At the Tuesday, April 10 city council meeting, memories of New York City's tragic terrorist attacks of Sept. 11, 2001 were not far from the surface when William J. McCammon, project coordinator for the East Bay Regional Communications System, spoke. McCammon sought council support for the proposed EBRCS, a coordinated system of emergency communications networks for Alameda and Contra Costa counties.

The purpose of the system is to mitigate mismatched communication system problems encountered by the hundreds of fire-fighters, police officers, and emergency aid personnel during the burning and collapse of the Twin Towers.

Still in the creation stage, the EBRCS is about two years away from implementation. Currently, Alameda and Contra Costa County cities are being asked to provide input and delegates to the Joint Powers Authority which will govern the blending and matching of communication systems. This will be challenging and expensive, but all parties agree to the critical necessity of the task.

Also on Tuesday, staff submitted a request of council to authorize further relocation monies to the displaced auto repair shops in the Union Square area, site of the future Avalon Bay development project. Council authorized a second allocation of almost $140,000 in retention funds from the original $600,000 fund.

One-Stop Auto Service's request for the largest portion of funds from this second allocation signals the end of the line for the shops occupying Union Square. One-Stop is expected to begin moving its facilities to Atlantic Street, in the near future. They are the last of six repair shops eligible for reimbursement from the fund first established under a cloud of controversy last year.

Though One-Stop plans to move soon, work on the property will continue in the form of removal and cleaning of environmentally hazardous materials that have seeped into the ground where the businesses operated. Several residents addressed council, adding their concerns to council comments regarding the decades-long accumulation of contaminants from the several auto shops.

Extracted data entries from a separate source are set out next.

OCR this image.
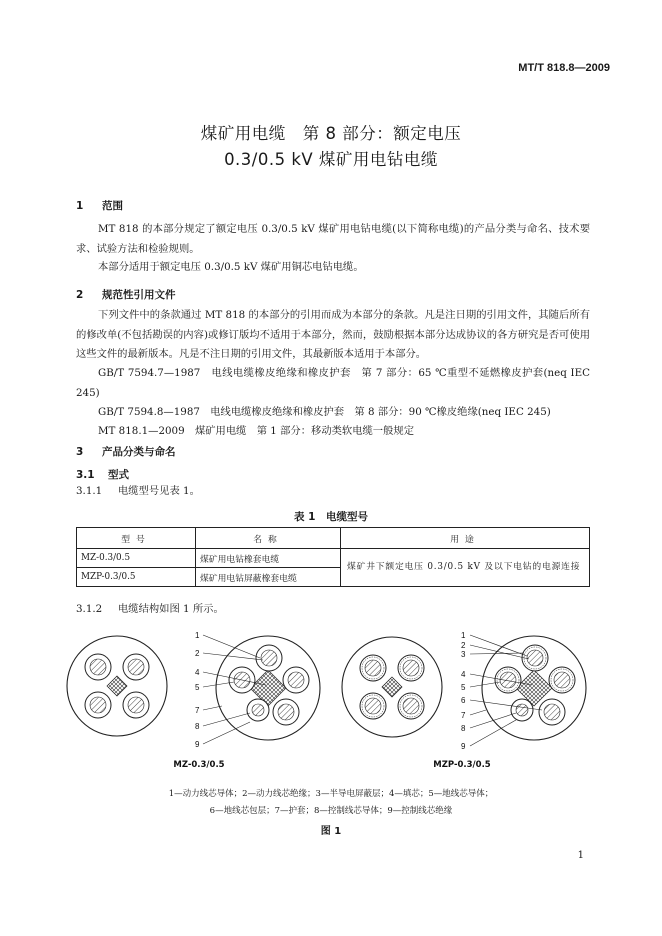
MT/T 818.8—2009
煤矿用电缆　第 8 部分：额定电压
0.3/0.5 kV 煤矿用电钻电缆
1 范围
MT 818 的本部分规定了额定电压 0.3/0.5 kV 煤矿用电钻电缆(以下简称电缆)的产品分类与命名、技术要求、试验方法和检验规则。
本部分适用于额定电压 0.3/0.5 kV 煤矿用铜芯电钻电缆。
2 规范性引用文件
下列文件中的条款通过 MT 818 的本部分的引用而成为本部分的条款。凡是注日期的引用文件，其随后所有的修改单(不包括勘误的内容)或修订版均不适用于本部分，然而，鼓励根据本部分达成协议的各方研究是否可使用这些文件的最新版本。凡是不注日期的引用文件，其最新版本适用于本部分。
GB/T 7594.7—1987　电线电缆橡皮绝缘和橡皮护套　第 7 部分：65 ℃重型不延燃橡皮护套(neq IEC 245)
GB/T 7594.8—1987　电线电缆橡皮绝缘和橡皮护套　第 8 部分：90 ℃橡皮绝缘(neq IEC 245)
MT 818.1—2009　煤矿用电缆　第 1 部分：移动类软电缆一般规定
3 产品分类与命名
3.1 型式
3.1.1 电缆型号见表 1。
表 1　电缆型号
型号	名称	用途
MZ-0.3/0.5	煤矿用电钻橡套电缆	煤矿井下额定电压 0.3/0.5 kV 及以下电钻的电源连接
MZP-0.3/0.5	煤矿用电钻屏蔽橡套电缆	
3.1.2 电缆结构如图 1 所示。
1
2
4
5
7
8
9
1
2
3
4
5
6
7
8
9
MZ-0.3/0.5	MZP-0.3/0.5
1—动力线芯导体；2—动力线芯绝缘；3—半导电屏蔽层；4—填芯；5—地线芯导体；
6—地线芯包层；7—护套；8—控制线芯导体；9—控制线芯绝缘
图 1
1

One more allocation request is expected for the four auto repair shops which have chosen to relocate within Union City. That condition was a requirement for participating in the Avalon Bay fund first negotiated by Mayor Mark Green.

In other matters, council is getting set to review future ordinances regulating, or even banning, so-called "superstores;" identified as buildings over 130,000 square feet in size, with at least 5 percent of that space devoted to nontaxable items (usually groceries). Council directed city staff to move forward with studies and impact reports on the superstore issue.

The announcement of even the possibility of a superstore arrival into an area opens the gates to a sea of contentious debate over its impact on local businesses, crime, and economics. Many communities have fought tooth and nail to keep superstores out of their neighborhoods, arguing they will negative impact public safety and tax revenue, in part by setting in motion a domino-effect loss of small businesses.

While others question the accuracy of these conclusions, the mere listing of the superstore topic in the Union City council agenda, brought out a representative from the United Food and Commercial Workers Union, Local 5. Executive Vice President John Nunes, described a number of negative impact statistics on city neighborhoods, resulting from the presence of superstores.

Council referred the question to the planning commission for extensive study, but did not specify a date for public comment and discussion.

The next city council meeting is scheduled for Tuesday, April 24 at 7 p.m.